So I am down twenty pounds. I actually met that goal last week, but wasn't in the mood to talk about it. I find that I am struggling with the behavioral aspect of all this much more than I thought I would.
Yesterday I skipped breakfast so that I would be able to eat more at lunch. I was having a rough day and wanted the comfort of eating 1,000 calories all at once. And when you eat like I do 1,000 calories is a lot of food. I realize that even though I consumed 1,700 calories for the day(I added this up after the fact as I do not calorie count) I am still displaying troubling behavior that needs to be addressed.
I put a lot of pressure on myself to serve perfect meals, pack perfect lunches, and have the perfect shopping cart at the store. I get irritated at Matt when he puts Gatorade in the cart….. I tell him it ruins the Zen of my cart.
Matt is really trying to help me be easier on myself. If I am too overwhelmed to cook it is ok to have veggie burgers. It is ok to not have a made from scratch meal every night. I won't be considered a failure if I throw some tofu hotdogs in the microwave with a bag a steamed veggies. It doesn't have to be all or nothing.

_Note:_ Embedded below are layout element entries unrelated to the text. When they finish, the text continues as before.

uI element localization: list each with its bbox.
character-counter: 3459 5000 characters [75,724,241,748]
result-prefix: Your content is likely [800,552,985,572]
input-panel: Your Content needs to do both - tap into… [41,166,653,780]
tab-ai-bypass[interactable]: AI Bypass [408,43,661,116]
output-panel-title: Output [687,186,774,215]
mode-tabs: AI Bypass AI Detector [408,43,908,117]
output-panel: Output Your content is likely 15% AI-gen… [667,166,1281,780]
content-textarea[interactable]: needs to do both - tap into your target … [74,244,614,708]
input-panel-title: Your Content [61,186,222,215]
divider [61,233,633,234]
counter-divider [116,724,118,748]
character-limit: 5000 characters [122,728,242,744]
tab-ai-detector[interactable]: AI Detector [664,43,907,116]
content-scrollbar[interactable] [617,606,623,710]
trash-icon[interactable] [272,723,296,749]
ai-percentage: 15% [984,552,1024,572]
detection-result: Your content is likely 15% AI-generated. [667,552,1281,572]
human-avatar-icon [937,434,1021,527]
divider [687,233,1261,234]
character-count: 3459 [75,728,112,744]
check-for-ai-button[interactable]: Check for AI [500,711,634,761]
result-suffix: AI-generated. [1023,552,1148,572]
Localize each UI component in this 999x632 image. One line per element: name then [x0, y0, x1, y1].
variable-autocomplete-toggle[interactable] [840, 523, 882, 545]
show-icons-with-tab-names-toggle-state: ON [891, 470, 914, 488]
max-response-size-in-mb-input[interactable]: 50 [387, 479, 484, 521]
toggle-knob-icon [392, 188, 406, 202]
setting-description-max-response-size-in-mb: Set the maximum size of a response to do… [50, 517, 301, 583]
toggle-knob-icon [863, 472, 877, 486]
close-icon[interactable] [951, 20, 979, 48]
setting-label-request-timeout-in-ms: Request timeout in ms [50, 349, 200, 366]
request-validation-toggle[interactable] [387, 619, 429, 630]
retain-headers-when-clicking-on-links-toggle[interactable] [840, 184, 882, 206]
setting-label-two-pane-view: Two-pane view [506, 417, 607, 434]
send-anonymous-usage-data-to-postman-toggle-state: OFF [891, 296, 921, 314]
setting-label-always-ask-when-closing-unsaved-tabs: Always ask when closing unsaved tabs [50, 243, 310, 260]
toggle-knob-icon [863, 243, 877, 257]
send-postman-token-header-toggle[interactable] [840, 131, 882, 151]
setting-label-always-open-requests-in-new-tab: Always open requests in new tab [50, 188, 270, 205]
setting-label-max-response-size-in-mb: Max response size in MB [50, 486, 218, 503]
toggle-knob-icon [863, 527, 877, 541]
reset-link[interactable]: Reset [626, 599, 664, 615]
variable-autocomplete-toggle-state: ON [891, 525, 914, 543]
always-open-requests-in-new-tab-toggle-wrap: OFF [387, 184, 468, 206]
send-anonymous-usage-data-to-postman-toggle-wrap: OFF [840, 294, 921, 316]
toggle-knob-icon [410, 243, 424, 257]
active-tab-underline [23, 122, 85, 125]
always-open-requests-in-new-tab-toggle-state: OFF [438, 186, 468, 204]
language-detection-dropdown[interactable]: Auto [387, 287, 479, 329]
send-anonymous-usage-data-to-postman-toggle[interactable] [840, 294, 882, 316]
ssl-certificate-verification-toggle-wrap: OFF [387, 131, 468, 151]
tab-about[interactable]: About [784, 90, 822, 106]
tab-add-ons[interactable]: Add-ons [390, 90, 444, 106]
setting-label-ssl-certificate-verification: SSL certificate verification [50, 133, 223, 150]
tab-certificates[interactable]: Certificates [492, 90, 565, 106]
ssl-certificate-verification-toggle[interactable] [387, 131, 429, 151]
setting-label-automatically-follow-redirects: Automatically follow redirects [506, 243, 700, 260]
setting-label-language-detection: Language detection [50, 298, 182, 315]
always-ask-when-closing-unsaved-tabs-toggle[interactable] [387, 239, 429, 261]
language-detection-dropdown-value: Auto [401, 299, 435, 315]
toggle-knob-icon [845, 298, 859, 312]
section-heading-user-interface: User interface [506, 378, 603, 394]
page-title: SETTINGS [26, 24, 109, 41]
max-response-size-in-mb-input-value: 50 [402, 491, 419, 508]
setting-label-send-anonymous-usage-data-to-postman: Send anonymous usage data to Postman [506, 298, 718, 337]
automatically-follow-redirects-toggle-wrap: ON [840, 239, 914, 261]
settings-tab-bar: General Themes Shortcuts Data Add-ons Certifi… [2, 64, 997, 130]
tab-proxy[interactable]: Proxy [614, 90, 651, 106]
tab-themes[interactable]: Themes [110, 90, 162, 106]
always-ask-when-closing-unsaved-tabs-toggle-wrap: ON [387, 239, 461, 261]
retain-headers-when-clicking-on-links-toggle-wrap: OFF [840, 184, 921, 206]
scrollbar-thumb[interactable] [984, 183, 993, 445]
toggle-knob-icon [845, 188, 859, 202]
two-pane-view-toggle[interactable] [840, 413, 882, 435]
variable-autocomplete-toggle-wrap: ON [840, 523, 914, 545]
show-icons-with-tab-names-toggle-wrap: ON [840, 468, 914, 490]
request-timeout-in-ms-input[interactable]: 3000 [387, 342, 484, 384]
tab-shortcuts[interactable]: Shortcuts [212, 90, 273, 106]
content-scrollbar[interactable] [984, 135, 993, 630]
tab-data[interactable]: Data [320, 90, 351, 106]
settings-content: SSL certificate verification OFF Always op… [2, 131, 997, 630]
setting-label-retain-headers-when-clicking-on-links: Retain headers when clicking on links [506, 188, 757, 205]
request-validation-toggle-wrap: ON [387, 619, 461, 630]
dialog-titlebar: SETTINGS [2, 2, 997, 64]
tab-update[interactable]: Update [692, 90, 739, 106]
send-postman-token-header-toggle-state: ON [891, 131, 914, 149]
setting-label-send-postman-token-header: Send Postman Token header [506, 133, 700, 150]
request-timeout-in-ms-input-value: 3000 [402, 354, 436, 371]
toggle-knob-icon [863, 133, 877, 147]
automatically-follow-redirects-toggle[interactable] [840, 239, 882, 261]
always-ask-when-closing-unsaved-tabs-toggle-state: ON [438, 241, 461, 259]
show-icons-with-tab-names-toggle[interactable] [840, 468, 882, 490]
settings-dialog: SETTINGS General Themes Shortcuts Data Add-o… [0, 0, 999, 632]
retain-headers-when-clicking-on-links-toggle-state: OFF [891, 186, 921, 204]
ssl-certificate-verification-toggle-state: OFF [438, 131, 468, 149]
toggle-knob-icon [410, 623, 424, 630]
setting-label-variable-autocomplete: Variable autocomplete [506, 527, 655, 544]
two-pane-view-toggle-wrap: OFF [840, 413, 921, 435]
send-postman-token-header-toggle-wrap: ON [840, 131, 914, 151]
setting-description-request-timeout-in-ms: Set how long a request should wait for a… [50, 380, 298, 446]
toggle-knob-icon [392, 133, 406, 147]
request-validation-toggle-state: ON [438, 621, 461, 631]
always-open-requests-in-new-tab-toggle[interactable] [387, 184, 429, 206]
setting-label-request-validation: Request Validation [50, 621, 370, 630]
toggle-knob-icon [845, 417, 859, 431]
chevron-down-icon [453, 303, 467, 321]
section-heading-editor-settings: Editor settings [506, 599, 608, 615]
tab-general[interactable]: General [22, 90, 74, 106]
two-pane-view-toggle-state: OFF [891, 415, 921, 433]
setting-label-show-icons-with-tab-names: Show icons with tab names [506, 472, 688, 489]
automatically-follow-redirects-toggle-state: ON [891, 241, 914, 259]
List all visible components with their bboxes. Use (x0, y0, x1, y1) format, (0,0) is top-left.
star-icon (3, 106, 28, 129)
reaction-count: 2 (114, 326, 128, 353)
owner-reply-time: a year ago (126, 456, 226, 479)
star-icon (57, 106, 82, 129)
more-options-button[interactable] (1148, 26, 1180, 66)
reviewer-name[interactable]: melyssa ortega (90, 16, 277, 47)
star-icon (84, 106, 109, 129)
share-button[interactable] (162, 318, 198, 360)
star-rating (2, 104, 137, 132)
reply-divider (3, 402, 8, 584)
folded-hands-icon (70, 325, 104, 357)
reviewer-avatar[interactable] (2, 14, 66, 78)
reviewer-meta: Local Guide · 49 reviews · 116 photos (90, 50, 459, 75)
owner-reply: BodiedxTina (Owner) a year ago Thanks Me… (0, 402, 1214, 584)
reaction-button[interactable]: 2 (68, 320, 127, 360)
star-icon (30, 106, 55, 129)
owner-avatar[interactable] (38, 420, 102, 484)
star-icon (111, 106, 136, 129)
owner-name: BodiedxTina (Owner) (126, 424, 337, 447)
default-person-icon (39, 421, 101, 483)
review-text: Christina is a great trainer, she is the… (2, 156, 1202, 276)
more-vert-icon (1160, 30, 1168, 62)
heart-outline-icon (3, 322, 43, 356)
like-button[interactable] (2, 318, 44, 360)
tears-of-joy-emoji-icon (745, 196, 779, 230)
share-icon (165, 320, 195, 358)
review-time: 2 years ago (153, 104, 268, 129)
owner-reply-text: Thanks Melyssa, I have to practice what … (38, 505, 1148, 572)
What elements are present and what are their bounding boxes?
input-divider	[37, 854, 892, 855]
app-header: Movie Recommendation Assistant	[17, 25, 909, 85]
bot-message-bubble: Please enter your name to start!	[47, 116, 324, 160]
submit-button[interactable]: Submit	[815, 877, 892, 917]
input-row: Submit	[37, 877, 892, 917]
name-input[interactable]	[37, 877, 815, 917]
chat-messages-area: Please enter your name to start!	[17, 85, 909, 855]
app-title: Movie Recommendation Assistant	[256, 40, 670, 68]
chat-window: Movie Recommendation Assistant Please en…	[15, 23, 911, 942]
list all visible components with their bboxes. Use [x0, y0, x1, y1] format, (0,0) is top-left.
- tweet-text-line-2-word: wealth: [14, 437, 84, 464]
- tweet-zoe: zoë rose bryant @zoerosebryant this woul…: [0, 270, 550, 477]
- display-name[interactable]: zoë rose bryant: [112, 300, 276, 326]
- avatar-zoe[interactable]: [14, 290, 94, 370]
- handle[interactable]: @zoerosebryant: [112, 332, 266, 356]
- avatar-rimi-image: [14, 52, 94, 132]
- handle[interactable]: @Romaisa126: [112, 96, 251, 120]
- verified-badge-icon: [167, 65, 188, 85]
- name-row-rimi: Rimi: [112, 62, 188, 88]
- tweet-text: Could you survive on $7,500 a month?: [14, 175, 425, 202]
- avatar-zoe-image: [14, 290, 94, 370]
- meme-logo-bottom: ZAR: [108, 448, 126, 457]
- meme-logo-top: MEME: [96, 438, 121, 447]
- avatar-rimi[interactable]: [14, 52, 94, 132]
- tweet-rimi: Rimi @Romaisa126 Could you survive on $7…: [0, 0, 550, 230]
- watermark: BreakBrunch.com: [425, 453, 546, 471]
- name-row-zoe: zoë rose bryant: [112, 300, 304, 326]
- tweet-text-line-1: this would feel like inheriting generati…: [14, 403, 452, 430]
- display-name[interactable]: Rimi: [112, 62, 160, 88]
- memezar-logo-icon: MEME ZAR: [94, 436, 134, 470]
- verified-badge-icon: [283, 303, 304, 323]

Part of being open about losing weight and the way I choose to do it involves worrying that people are just waiting for me to fail. Like I will get caught at the gas station with a candy bar in my hand. While I am positive no one will catch me doing that(I don't like candy bars) I can't say that I won't slip up. I can't say that I won't revert back to my old behaviors and self destruct. I can't say that I am perfect and will eat perfect all the time because I am not and I am sure I won't.
Sometimes the reality of the situation is overwhelming. I have a lot of weight to lose. I have a long way to go before I can consider myself healthy and a recovered food addict. It is a lesson in patience. Losing 1-2 pounds a week is hard to see as progress. I think that has led me to fail in the past. But I tell myself that the weight loss is just a side effect of leading a healthy lifestyle which is the ultimate goal. A one pound weight loss is not a failure. It is a small step towards the place where I need to be.
I wanted to reward myself with something after the first 20 pounds. And no, not with a big piece of chocolate cake. So I bought myself all new underwear… I know, exciting stuff. Next up will be new jeans, I think Matt is getting tired of looking at my butt crack every time I sit down or bend over.
3 comments:
I am proud of your progress, and I hope you are proud of yourself too. Love, Mom
Yay for you and your 20! I think you're doing great. Not everyday has to feel great in order for you to be accomplishing what you are trying to accomplish. Sometimes just getting through it is enough.
I keep meaning to email or call...but I'm easily distracted! LOL
Talk to you soon, and GOOD JOB!!! :)
Congratulations on 20 pounds! I figure if anyone wants me to fail at something that is good for me then they aren't my friend. So really you have no pressure...you are doing this for yourself. Your husband, family, and friends love you just the way you are (wait, is this a Colin Firth movie?), so go get 'em!